The United Way has been on the receiving end of some $14 million for this program. When queried about support for programs, the West Side Cultural Center was told that there was no funding for programs. “What does the United Way spend 14 million dollars on if there is no support for programs?” They were told money went for guidance counselors and “truant officers.”(They called it community outreach!) If they provide the “stick,” there must be a place for the carrot. Hopefully, a new United Way administration led by the brilliant president and CEO Sheena Wright (who made such a difference at the Abyssinian Development Corp.) at this well loved charity will change this policy.

As an example, The West Side Cultural Center, a 501(c)3 charity, has been providing “Taste of Broadway,” extremely successful motivational programs, for these children for 15 years, providing opportunities that would otherwise be totally unavailable to the children.

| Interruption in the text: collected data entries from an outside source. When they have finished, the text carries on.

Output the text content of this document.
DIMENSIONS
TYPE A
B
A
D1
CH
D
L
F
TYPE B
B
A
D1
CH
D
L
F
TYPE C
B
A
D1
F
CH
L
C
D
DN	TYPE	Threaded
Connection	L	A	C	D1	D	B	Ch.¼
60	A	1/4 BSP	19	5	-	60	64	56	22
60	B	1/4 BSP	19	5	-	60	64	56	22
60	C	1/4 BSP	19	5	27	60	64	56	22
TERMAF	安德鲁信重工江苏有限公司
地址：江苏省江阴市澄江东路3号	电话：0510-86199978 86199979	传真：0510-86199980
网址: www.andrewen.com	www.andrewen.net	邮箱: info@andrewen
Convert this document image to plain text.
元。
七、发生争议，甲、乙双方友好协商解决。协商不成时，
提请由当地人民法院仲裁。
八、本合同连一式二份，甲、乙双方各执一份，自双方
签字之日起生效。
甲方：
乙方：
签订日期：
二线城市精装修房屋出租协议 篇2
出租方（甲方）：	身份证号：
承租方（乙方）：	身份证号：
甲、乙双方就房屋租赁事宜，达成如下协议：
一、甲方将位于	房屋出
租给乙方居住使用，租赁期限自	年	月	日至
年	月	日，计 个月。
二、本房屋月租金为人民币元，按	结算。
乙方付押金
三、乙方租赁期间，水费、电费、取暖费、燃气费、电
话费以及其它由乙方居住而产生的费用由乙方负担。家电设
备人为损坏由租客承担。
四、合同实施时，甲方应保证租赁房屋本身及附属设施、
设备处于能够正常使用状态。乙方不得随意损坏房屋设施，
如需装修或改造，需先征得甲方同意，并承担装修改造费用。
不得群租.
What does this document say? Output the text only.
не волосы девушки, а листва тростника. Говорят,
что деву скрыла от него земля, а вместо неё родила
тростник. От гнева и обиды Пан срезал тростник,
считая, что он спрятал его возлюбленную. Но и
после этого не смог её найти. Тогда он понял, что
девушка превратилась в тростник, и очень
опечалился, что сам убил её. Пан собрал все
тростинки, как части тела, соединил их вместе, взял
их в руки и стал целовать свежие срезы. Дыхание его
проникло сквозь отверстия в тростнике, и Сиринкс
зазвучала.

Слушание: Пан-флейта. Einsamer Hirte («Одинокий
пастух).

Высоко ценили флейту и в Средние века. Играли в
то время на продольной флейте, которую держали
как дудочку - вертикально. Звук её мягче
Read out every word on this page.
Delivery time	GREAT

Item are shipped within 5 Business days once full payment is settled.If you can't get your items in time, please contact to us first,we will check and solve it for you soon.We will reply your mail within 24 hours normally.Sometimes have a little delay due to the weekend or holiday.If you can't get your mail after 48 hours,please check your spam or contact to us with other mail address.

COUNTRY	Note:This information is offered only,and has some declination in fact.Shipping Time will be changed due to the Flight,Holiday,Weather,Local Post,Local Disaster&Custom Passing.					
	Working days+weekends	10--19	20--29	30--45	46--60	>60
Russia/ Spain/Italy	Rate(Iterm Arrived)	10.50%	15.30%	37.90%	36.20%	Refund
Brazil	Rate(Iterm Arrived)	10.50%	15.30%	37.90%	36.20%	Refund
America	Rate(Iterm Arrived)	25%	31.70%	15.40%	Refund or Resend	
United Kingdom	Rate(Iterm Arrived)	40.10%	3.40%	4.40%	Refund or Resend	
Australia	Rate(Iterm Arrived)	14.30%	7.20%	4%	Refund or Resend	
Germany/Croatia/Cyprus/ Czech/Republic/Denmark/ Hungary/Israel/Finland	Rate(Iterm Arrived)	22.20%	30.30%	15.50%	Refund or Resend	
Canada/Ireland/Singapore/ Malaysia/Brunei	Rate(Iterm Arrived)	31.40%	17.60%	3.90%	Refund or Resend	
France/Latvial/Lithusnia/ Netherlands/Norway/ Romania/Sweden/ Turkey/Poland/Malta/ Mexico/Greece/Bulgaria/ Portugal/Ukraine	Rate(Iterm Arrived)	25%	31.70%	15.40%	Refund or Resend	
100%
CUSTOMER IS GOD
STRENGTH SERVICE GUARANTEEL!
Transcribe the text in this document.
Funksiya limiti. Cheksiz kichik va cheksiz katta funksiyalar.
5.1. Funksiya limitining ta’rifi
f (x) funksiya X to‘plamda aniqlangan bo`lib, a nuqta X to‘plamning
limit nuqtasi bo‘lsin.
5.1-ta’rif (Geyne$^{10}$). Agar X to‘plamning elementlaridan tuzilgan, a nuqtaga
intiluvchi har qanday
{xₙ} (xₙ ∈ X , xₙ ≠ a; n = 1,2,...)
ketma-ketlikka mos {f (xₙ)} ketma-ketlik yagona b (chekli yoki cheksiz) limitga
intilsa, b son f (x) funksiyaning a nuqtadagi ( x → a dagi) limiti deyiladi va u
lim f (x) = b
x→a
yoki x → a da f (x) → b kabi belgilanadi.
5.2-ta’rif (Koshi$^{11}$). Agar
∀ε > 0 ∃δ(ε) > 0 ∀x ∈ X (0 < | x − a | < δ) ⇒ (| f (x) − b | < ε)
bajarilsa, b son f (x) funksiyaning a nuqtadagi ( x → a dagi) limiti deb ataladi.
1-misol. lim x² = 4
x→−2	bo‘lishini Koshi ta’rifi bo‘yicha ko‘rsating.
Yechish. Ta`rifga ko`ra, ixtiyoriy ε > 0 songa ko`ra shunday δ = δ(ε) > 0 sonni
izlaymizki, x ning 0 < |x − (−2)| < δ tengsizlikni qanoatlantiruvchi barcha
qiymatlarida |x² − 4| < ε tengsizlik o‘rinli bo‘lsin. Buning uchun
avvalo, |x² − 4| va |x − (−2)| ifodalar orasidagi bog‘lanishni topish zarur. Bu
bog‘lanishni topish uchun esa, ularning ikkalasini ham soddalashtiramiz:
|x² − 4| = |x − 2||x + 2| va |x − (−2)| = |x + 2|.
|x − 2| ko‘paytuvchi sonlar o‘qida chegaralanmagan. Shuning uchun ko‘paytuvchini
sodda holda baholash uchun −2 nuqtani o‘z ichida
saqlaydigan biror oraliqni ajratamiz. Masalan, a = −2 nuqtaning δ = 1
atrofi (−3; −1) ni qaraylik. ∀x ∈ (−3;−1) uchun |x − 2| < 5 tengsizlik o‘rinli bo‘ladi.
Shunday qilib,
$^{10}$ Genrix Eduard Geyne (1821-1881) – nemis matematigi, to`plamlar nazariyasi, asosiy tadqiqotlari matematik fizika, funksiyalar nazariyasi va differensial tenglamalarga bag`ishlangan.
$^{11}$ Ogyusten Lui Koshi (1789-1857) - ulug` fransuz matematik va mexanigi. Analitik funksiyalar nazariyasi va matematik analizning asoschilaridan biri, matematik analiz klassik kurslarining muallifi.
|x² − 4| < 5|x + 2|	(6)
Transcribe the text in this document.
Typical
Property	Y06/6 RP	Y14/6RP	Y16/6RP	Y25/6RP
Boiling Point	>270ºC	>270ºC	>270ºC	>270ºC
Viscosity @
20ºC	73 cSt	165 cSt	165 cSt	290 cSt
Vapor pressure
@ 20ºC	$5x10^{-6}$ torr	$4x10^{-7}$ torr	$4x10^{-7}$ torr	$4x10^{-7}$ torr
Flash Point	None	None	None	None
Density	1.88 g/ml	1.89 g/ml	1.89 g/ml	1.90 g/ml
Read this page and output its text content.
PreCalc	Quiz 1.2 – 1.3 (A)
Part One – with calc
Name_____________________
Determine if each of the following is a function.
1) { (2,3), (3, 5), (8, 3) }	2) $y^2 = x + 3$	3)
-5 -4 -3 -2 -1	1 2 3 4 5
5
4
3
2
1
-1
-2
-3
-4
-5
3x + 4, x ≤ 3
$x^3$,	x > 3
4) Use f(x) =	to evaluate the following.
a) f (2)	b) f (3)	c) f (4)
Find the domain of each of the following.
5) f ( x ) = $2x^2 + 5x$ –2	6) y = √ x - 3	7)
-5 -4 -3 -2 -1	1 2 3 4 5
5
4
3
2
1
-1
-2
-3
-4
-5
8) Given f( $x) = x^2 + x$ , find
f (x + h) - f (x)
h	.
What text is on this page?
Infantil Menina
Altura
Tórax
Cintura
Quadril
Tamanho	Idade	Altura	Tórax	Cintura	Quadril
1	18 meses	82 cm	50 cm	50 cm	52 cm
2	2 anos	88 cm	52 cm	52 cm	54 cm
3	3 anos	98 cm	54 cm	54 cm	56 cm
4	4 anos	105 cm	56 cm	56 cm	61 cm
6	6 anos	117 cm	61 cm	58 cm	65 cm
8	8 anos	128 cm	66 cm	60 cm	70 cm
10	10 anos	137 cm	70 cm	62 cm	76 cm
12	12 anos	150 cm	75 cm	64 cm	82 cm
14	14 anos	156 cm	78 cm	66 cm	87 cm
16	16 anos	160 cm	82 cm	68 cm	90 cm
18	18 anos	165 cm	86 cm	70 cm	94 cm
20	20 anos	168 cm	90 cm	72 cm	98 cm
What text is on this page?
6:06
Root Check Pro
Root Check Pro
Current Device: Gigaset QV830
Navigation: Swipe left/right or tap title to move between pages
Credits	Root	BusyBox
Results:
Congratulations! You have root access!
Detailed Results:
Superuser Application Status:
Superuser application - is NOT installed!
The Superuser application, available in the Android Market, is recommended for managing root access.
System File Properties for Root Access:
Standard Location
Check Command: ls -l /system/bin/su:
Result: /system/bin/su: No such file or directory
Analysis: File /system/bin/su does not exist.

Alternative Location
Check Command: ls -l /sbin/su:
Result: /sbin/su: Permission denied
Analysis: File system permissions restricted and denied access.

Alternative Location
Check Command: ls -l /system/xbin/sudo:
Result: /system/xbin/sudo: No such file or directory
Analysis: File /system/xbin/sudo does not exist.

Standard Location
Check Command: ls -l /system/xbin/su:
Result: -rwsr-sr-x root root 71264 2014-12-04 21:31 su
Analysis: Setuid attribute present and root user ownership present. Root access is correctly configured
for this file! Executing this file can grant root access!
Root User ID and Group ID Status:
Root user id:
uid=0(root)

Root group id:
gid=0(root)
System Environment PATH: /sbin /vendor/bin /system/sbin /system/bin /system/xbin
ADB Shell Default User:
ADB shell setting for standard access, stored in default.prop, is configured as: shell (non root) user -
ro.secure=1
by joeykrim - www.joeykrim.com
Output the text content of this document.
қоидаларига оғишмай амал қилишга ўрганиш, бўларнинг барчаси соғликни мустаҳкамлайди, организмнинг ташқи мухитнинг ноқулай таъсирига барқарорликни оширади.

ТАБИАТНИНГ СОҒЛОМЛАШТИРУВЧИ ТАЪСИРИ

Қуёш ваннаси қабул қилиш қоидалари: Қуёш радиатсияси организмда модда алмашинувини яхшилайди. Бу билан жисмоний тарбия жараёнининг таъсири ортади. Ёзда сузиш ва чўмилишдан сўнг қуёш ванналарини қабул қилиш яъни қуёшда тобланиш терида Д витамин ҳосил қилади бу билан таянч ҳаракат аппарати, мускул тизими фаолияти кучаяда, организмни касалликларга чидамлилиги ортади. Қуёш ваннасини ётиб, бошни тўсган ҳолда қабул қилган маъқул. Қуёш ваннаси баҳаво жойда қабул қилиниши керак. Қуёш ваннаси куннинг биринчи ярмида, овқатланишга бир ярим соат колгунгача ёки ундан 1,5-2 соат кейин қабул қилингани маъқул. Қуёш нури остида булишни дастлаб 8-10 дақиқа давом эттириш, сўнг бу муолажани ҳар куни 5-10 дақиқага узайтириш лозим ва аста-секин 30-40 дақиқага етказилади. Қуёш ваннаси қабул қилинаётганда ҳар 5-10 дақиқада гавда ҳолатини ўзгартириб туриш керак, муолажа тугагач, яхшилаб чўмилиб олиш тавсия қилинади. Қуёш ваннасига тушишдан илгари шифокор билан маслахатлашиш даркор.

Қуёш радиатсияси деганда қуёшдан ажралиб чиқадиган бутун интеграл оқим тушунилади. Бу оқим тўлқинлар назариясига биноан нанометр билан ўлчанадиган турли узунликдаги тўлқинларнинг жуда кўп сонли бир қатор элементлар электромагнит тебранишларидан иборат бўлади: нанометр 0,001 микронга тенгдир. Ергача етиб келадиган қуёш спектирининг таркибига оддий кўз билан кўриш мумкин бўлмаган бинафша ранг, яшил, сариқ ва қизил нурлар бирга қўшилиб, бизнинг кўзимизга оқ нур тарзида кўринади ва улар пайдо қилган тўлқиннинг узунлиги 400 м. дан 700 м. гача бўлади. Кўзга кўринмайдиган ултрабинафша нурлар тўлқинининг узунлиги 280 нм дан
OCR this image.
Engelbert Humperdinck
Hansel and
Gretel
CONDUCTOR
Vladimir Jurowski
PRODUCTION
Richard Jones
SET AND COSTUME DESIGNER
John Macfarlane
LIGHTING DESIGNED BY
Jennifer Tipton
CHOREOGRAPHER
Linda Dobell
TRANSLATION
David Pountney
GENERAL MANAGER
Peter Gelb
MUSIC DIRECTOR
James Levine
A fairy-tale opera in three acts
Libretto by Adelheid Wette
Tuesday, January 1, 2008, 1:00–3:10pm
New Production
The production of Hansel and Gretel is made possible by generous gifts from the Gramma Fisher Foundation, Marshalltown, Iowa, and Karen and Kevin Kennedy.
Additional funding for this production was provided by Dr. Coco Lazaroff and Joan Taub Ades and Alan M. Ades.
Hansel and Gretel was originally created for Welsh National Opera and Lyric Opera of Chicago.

Though it has both city and Department of Education vending numbers, it could not even subcontract from another agency. The Cultural Center did not fit ”their protocol.”

The program was started when then-Chancellor Fernandez stated, “If a child cannot read at grade level by the third grade, my system cannot save him or her.” “If this makes the hairs on the back of your neck stand up, you are not alone!”

The West Side Cultural Center does not want to stop serving over 3,000 children a year, (and 40,000 children in the past 15 years.) The holiday program, held a short two weeks ago at the Salvation Army’s Centennial Theatre, rewarded nearly 1,500 little ones, kindergarten to fourth grade for keeping up their attendance. They were expecting the Broadway Stars, the tap dancing Santa and their gift bags, often the highlight of their Christmas. Their happy faces and screaming cheers were welcome payment for lots of hard work. 

The reality is the economy has put the future of these vital programs at risk. Unbelievably, it has never been easy to raise funds for these programs, but this time the challenge is daunting. Isn’t it time for the Powers That Be to lend a hand to ensure not only the continuation, but also the expansion of “the carrot.” Without support, programs like these have no future.

Nanci Callahan is the managing director of the West Side Cultural Center and producer for TasteofBroadway.org.

Views expressed in this article are the opinions of the author and do not necessarily reflect the views of The Epoch Times.